Набат - страница 15

стр.

А Кудрявцев на этот счет был совсем иного мнения. "Сволочь, трус, шкурник", - так он думал о Куницком.

Кудрявцев знал, что ранение тяжелое, но мысль о смерти решительно гнал от себя; он понимал, что такая мысль способна парализовать волю. Ему нужны были силы, чтобы прежде всего перевязать свою рану. А еще - чтоб не потерять сознание и не попасть живым в лапы врагу. Он чувствовал, как тают, покидают его физические силы, но разум оставался ясным.

В сыром прохладном подвале было темно, и Кудрявцев каким-то необъяснимым чутьем понял, что он здесь не один, что здесь присутствует кто-то невидимый, притаившийся и что он, этот невидимый, вот-вот даст о себе знать.

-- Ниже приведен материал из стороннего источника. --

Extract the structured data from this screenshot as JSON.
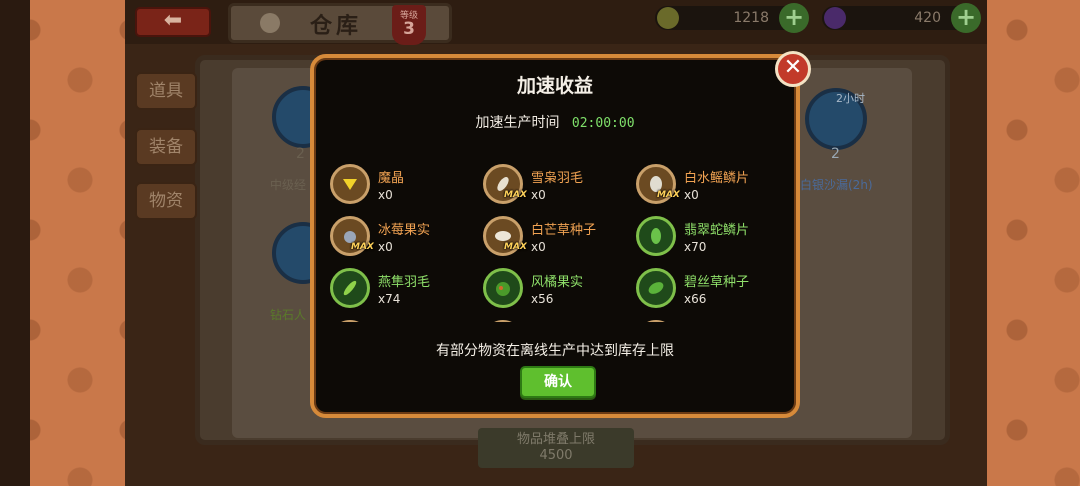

Слабеющей рукой Кудрявцев достал из кармана брюк гранату-лимонку с грубой насечкой кожуха. И в это время он услышал полушепот по-русски:

- Товарищ, а товарищ… Ты меня слышишь? Не бойся: я твой друг.

Голос раздавался откуда-то сзади, с противоположной стороны входа. Кудрявцев не очень ему удивился, больше обрадовался. Спросил негромко:

- Кто вы? Подойдите. - Он был уверен, что с ним говорит русский, и совсем его не занимала мысль, как он оказался в подвале разбомбленного костела.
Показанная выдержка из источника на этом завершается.